核心對象ha_statistics。最主要的是records表示table rowcount。

class ha_statistics {
  ulonglong data_file_length;     /* Length off data file */
  ulonglong max_data_file_length; /* Length off data file */
  ulonglong index_file_length;
  ulonglong max_index_file_length;
  ulonglong delete_length; /* Free bytes */
  ulonglong auto_increment_value;
  /*
    The number of records in the table.
      0    - means the table has exactly 0 rows
    other  - if (table_flags() & HA_STATS_RECORDS_IS_EXACT)
               the value is the exact number of records in the table
             else
               it is an estimate
  */
  ha_rows records;
  ha_rows deleted;       /* Deleted records */
  ulong mean_rec_length; /* physical reclength */
  /* TODO: create_time should be retrieved from the new DD. Remove this. */
  time_t create_time; /* When table was created */
  ulong check_time;
  ulong update_time;
  uint block_size; /* index block size */

  /*
    number of buffer bytes that native mrr implementation needs,
  */
  uint mrr_length_per_rec;
}

myrocks是在handler::info中更新stats的。而info在除了insert的寫和部分查詢場景會被調用以更新采樣信息(調用處多達十余處)。

/**
    General method to gather info from handler

    ::info() is used to return information to the optimizer.
    SHOW also makes use of this data Another note, if your handler
    doesn't proved exact record count, you will probably want to
    have the following in your code:
    if (records < 2)
      records = 2;
    The reason is that the server will optimize for cases of only a single
    record. If in a table scan you don't know the number of records
    it will probably be better to set records to two so you can return
    as many records as you need.

    Along with records a few more variables you may wish to set are:
      records
      deleted
      data_file_length
      index_file_length
      delete_length
      check_time
    Take a look at the public variables in handler.h for more information.
    See also my_base.h for a full description.

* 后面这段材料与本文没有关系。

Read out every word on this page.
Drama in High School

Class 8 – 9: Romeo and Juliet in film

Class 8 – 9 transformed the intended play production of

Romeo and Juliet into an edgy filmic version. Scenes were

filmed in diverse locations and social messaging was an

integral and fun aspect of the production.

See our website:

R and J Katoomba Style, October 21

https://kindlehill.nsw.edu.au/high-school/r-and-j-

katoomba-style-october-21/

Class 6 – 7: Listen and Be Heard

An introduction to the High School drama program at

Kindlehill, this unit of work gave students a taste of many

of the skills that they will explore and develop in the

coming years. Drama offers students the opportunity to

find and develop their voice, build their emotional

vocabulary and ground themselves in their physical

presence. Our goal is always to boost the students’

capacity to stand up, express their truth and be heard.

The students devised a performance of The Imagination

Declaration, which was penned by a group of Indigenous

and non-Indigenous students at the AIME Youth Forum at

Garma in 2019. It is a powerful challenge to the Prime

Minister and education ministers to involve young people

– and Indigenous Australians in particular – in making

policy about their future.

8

    @param   flag          Specifies what info is requested
  */
  virtual int info(uint flag) = 0;

// 以下為可能的flag對應bit取值。 CONST除了初始化較少用;大部分情況下用VARIABLE,因為VARIABLE涉及的變量確實是較頻繁更新的;ERRKEY在正常路徑不會用到,用來報錯查信息;AUTO專門針對自增值,自增值可從內存裏table級別對象拿到。

/*
  Recalculate loads of constant variables. MyISAM also sets things
  directly on the table share object.

  Check whether this should be fixed since handlers should not
  change things directly on the table object.

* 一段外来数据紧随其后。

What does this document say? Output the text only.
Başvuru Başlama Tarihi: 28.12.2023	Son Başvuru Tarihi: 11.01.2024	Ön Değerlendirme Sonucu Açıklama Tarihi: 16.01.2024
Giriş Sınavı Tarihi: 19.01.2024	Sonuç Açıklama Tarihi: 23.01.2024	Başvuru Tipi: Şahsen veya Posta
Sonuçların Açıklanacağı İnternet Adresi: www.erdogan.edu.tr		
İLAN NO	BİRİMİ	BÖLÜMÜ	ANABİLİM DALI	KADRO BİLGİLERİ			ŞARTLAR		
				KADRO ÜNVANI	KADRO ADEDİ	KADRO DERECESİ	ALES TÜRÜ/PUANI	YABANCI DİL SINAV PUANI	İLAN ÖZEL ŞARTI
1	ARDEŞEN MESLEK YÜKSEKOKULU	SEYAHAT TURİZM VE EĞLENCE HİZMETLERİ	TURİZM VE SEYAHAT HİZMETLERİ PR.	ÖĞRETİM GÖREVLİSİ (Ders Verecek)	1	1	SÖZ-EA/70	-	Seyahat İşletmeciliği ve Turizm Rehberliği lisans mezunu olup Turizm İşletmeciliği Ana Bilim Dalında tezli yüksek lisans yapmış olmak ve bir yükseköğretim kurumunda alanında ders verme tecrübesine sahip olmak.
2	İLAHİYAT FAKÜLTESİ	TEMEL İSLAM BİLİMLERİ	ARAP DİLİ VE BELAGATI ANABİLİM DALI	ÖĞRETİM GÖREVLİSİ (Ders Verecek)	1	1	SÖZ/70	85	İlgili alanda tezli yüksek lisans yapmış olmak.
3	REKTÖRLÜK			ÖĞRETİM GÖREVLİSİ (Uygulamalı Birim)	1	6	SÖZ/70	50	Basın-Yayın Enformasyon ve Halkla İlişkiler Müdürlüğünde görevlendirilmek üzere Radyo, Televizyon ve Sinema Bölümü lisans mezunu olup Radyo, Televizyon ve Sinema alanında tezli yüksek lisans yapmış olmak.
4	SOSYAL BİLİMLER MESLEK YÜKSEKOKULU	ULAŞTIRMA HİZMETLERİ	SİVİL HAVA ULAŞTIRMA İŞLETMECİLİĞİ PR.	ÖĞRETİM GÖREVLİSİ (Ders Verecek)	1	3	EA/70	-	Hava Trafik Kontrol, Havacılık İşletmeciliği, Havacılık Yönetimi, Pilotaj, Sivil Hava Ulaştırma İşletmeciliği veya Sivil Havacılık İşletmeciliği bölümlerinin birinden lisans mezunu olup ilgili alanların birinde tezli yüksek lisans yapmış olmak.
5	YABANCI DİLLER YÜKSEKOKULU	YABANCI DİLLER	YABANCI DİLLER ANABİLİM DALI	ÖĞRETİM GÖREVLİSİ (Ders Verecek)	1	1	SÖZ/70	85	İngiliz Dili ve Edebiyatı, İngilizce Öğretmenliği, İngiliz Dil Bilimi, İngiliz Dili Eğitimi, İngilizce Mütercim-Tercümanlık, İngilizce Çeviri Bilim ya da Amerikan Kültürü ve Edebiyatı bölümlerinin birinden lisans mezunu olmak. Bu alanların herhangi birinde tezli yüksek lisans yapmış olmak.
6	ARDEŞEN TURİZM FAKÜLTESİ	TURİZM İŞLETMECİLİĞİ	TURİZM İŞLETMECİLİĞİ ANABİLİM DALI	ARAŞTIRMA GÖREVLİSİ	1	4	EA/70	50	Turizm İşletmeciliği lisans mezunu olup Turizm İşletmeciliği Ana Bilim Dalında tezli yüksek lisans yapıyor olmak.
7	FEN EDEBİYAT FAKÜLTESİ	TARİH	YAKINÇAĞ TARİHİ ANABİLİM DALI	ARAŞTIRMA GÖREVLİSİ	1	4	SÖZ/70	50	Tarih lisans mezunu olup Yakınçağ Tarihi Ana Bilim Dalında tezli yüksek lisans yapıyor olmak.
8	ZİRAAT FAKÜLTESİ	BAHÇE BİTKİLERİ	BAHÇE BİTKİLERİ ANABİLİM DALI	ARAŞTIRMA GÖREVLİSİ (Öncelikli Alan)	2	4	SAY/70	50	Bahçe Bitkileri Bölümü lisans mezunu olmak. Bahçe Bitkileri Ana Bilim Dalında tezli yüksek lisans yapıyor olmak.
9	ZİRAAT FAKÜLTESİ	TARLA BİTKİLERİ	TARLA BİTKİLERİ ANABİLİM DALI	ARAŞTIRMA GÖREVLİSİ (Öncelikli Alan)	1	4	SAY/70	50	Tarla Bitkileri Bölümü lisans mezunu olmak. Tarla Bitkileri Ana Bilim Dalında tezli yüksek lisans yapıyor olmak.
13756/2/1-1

  Monty comment: This should NOT be changed!  It's the handlers
  responsibility to correct table->s->keys_xxxx information if keys
  have been disabled.

  The most important parameters set here is records per key on
  all indexes. block_size and primar key ref_length.

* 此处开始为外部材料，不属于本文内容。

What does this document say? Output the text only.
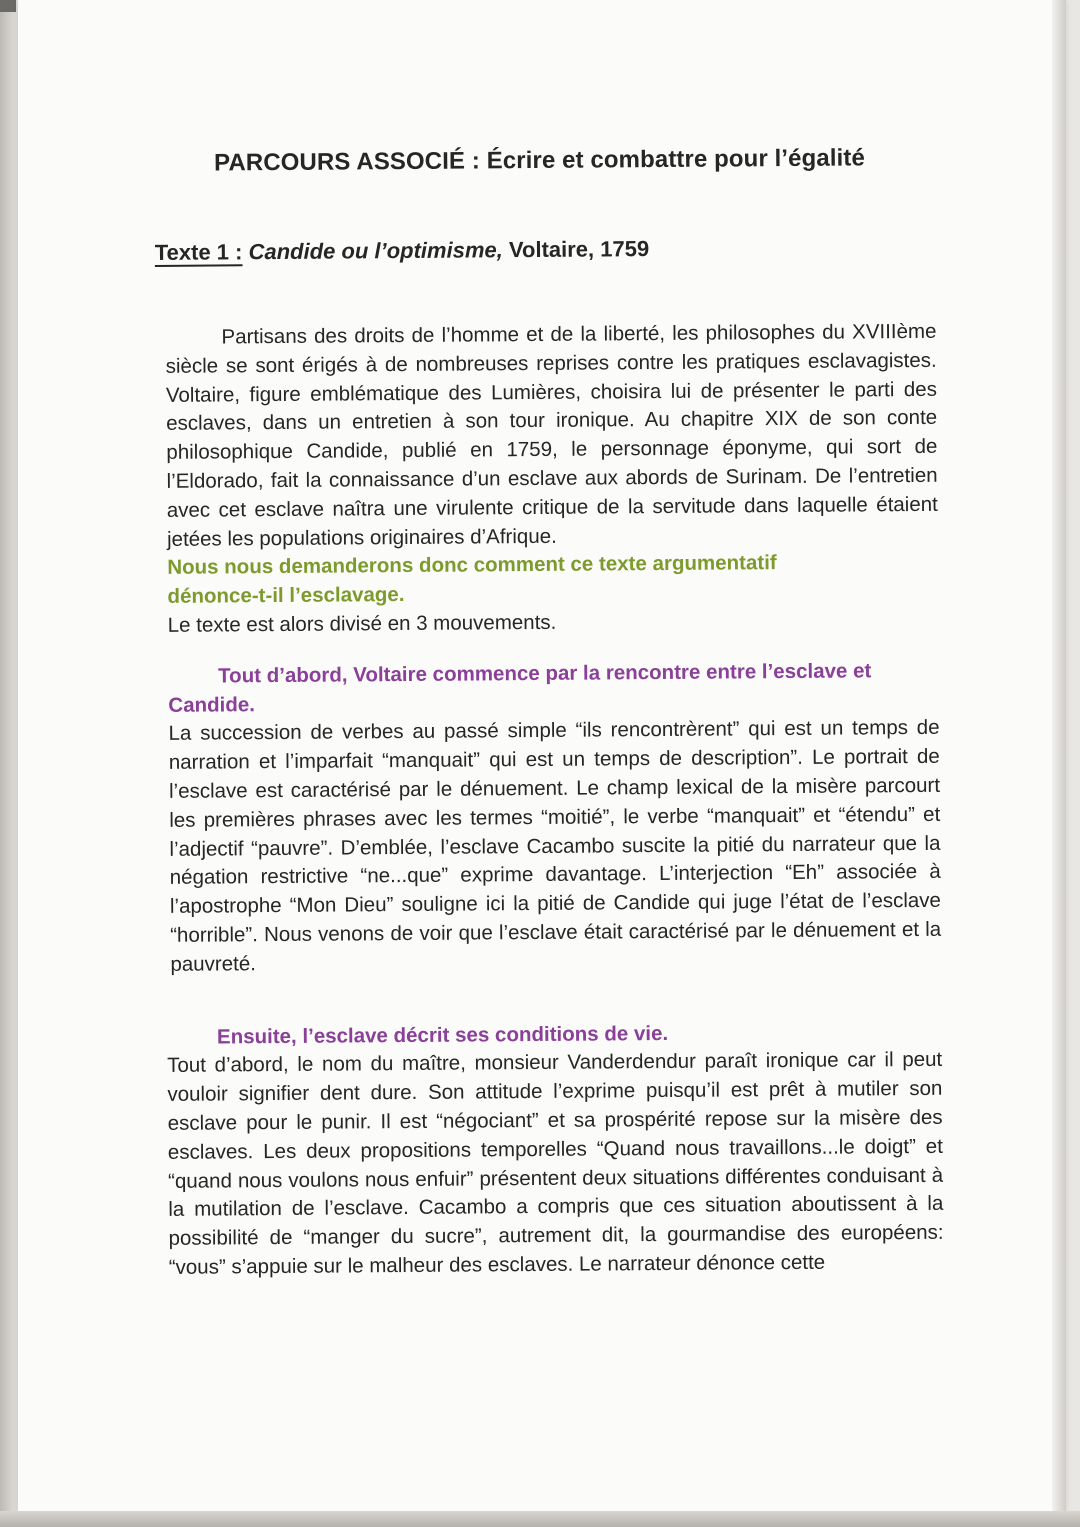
PARCOURS ASSOCIÉ : Écrire et combattre pour l’égalité
Texte 1 : Candide ou l’optimisme, Voltaire, 1759
Partisans des droits de l’homme et de la liberté, les philosophes du XVIIIème siècle se sont érigés à de nombreuses reprises contre les pratiques esclavagistes. Voltaire, figure emblématique des Lumières, choisira lui de présenter le parti des esclaves, dans un entretien à son tour ironique. Au chapitre XIX de son conte philosophique Candide, publié en 1759, le personnage éponyme, qui sort de l’Eldorado, fait la connaissance d’un esclave aux abords de Surinam. De l’entretien avec cet esclave naîtra une virulente critique de la servitude dans laquelle étaient jetées les populations originaires d’Afrique.
Nous nous demanderons donc comment ce texte argumentatif dénonce-t-il l’esclavage.
Le texte est alors divisé en 3 mouvements.
Tout d’abord, Voltaire commence par la rencontre entre l’esclave et Candide.
La succession de verbes au passé simple “ils rencontrèrent” qui est un temps de narration et l’imparfait “manquait” qui est un temps de description”. Le portrait de l’esclave est caractérisé par le dénuement. Le champ lexical de la misère parcourt les premières phrases avec les termes “moitié”, le verbe “manquait” et “étendu” et l’adjectif “pauvre”. D’emblée, l’esclave Cacambo suscite la pitié du narrateur que la négation restrictive “ne...que” exprime davantage. L’interjection “Eh” associée à l’apostrophe “Mon Dieu” souligne ici la pitié de Candide qui juge l’état de l’esclave “horrible”. Nous venons de voir que l’esclave était caractérisé par le dénuement et la pauvreté.
Ensuite, l’esclave décrit ses conditions de vie.
Tout d’abord, le nom du maître, monsieur Vanderdendur paraît ironique car il peut vouloir signifier dent dure. Son attitude l’exprime puisqu’il est prêt à mutiler son esclave pour le punir. Il est “négociant” et sa prospérité repose sur la misère des esclaves. Les deux propositions temporelles “Quand nous travaillons...le doigt” et “quand nous voulons nous enfuir” présentent deux situations différentes conduisant à la mutilation de l’esclave. Cacambo a compris que ces situation aboutissent à la possibilité de “manger du sucre”, autrement dit, la gourmandise des européens: “vous” s’appuie sur le malheur des esclaves. Le narrateur dénonce cette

  For each index there is an array of rec_per_key.
  As an example if we have an index with three attributes a,b and c
  we will have an array of 3 rec_per_key.
  rec_per_key[0] is an estimate of number of records divided by
  number of unique values of the field a.
  rec_per_key[1] is an estimate of the number of records divided
  by the number of unique combinations of the fields a and b.
  rec_per_key[2] is an estimate of the number of records divided
  by the number of unique combinations of the fields a,b and c.

  Many handlers only set the value of rec_per_key when all fields
  are bound (rec_per_key[2] in the example above).

  If the handler doesn't support statistics, it should set all of the
  above to 0.

  update the 'constant' part of the info:
  handler::max_data_file_length, max_index_file_length, create_time
  sortkey, ref_length, block_size, data_file_name, index_file_name.
  handler::table->s->keys_in_use, keys_for_keyread, rec_per_key
*/
#define HA_STATUS_CONST 8
/*
  update the 'variable' part of the info:
  handler::records, deleted, data_file_length, index_file_length,
  check_time, mean_rec_length
*/
#define HA_STATUS_VARIABLE 16
/*
  This flag is used to get index number of the unique index that
  reported duplicate key.
  update handler::errkey and handler::dupp_ref
  see handler::get_dup_key()
*/
#define HA_STATUS_ERRKEY 32
/*
  update handler::auto_increment_value
*/
#define HA_STATUS_AUTO 64

Join reorder

Optimize_table_order類負責實際的join reorder操作,入口方法為其惟一的public方法 choose_table_order,在make_join_plan中被調用。Optimize_table_order依賴三個前提:

  • tables的依賴關系已經排好序
  • access paths 排好序
  • statistics 采樣已經完成

choose_table_order Steps:

  1. 初始化const_tables的cost,如果全是const_tables則可以直接短路返回

  2. 如果是在一個sjm(semi-join materialization) plan優化過程中,則做一次排序將semi-join(即子查詢的query提前預計算,可根據需求物化)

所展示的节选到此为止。